A loro avviso, gli altri “calcolatori” sottovalutano i costi di alcune pratiche perché non tengono conto del carbonio sequestrato dai terreni non agricoli. Ne concludono che tra varie possibilità, nessuna delle quali perfetta, il loro indice consente di scegliere l’intervento “globalmente” più efficiente nel mitigare le conseguenze del cambiamento climatico, tenuto conto degli effetti di queste pratiche sulla bio-diversità e sulle prestazioni degli ecosistemi.

Cioè tenuto conto dell’inquinamento che il loro “indice” non misura come precisano all’inizio.

Il confronto tra il costo carbonio del frumento e dei piselli organici o meno coltivati in Svezia figura nei materiali supplementari per illustrare il funzionamento del “calcolatore” e i suoi limiti. Mi sembra ovvio, a lei no?, che le due colture non rappresentino quelle globali del frumento, dei piselli e del resto delle piante alimentari.

Fra le idee di Wirsenius sull’agricoltura organica condivise dalla Società italiana di tossicologia, questa è fantastica:

  • non vengono utilizzati i fertilizzanti.

Gli agricoltori bio hanno mucche e galline geneticamente modificate o ci mettono il tappo, secondo lei?
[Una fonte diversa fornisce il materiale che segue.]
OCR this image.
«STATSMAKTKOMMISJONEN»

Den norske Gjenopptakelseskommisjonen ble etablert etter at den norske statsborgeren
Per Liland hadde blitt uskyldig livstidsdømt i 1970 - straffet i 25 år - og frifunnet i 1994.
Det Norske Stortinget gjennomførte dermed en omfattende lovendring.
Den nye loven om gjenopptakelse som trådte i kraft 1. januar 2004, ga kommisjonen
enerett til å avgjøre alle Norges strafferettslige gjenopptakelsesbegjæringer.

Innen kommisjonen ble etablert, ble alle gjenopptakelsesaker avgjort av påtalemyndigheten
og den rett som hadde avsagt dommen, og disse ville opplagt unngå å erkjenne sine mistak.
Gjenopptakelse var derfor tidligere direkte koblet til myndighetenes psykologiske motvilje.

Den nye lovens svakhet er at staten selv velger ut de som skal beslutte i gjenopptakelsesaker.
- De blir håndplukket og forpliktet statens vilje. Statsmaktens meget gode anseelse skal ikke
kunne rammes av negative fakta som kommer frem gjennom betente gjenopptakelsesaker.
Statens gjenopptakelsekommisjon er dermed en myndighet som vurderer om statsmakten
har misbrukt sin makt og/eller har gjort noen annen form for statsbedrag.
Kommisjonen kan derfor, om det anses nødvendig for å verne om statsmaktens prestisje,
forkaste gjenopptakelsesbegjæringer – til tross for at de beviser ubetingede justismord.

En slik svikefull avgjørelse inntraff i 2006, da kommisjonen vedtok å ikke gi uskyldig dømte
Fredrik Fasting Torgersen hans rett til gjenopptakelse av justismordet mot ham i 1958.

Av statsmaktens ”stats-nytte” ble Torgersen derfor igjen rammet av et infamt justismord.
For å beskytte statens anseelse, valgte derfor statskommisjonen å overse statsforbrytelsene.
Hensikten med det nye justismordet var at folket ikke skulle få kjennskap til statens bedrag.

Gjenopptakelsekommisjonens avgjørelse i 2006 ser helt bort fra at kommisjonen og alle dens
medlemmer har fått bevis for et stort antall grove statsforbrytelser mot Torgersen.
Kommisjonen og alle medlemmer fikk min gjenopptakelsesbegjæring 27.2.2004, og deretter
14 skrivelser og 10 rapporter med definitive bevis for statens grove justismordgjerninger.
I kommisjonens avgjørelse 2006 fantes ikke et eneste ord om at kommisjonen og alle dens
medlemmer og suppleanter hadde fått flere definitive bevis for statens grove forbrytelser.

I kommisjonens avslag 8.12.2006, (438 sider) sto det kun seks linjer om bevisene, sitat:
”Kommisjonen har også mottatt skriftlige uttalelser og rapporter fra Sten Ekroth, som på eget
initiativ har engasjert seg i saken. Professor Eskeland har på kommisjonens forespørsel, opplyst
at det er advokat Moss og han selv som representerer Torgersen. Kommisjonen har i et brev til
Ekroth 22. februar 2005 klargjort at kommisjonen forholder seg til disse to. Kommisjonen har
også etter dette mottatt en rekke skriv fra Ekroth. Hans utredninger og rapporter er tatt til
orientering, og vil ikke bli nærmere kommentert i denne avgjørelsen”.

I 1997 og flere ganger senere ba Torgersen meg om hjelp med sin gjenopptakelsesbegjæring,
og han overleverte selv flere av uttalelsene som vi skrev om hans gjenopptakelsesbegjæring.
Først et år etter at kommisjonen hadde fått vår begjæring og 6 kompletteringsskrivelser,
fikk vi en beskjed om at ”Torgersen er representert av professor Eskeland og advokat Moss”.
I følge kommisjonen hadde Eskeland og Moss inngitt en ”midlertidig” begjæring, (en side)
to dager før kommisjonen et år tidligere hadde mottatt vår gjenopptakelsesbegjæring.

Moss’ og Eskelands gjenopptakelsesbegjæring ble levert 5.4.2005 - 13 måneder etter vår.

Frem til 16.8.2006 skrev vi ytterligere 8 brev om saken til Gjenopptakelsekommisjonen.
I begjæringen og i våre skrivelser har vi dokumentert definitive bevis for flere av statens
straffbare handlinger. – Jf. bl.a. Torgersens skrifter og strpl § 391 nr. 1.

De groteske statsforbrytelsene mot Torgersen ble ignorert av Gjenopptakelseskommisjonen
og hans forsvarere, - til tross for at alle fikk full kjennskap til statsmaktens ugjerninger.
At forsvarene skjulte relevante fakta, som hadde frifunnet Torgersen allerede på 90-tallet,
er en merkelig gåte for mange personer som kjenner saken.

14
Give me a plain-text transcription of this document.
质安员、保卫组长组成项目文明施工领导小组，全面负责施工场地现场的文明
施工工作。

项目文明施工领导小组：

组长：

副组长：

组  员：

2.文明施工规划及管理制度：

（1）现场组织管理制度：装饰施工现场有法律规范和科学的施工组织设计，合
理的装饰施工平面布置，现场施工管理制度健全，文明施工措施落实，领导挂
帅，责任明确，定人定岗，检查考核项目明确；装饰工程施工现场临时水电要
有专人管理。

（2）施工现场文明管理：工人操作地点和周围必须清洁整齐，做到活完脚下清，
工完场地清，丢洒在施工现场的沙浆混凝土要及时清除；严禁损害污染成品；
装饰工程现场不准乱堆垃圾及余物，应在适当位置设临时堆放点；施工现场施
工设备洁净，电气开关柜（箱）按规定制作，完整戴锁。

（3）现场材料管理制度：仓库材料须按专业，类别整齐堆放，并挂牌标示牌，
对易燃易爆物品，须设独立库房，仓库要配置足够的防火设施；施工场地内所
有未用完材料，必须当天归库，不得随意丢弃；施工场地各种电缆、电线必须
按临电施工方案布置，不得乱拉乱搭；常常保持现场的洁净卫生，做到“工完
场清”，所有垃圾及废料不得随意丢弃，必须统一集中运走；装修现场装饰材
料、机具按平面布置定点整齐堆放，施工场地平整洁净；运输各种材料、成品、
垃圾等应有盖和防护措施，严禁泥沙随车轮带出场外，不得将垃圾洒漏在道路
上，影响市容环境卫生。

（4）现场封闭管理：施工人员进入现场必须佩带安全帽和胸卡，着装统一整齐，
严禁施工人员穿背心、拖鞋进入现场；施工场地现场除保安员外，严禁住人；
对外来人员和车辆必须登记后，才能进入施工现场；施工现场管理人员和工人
Grazie del suo aiuto, l’oca s.

Agg. 9/6 Grazie anche ai lettori che mi hanno segnalato refusi, spero di aver sistemato tutto.

2 commenti

  1. Wirsenius avrà semplicemente voluto dire che non vengono utilizzati fertilizzanti “di sintesi”, dato che tale auto-limitazione fa parte delle scelte operate secondo i principi dell’ agricoltura biologica.
    Riguardo al fatto che le rese di piselli e frumento svedesi non siano rappresentativi di quelle globali e delle altre coltivazioni è indubbio.
    Solo che se si cercano meta-analisi comparative sulle rispettive medie globali per ettaro tra coltivazioni con il metodo biologico verso quello cosiddetto convenzionale, al di là delle inevitabili variazioni, rimane ad oggi un gap di circa il 15/20%.
    https://www.nature.com/articles/s41467-018-05956-1
    Si spera di ridurre lo yield-gap in futuro (basta che non sia come le emissioni dei gas serra, che si spera sempre diminuiscano, ma non si sa mai quando ciò avverrà davvero).

    1. oppure avrà voluto dire che nel confronto fatto in Svezia, non usavano alcun tipo di fertilizzante?
      Il gap nelle rese è inferiore agli sprech. E’ come per i gas serra, si sa come ridurre la sovrapproduzione alimentare e si continua a sovvenzionarla, sperando che diminuisca.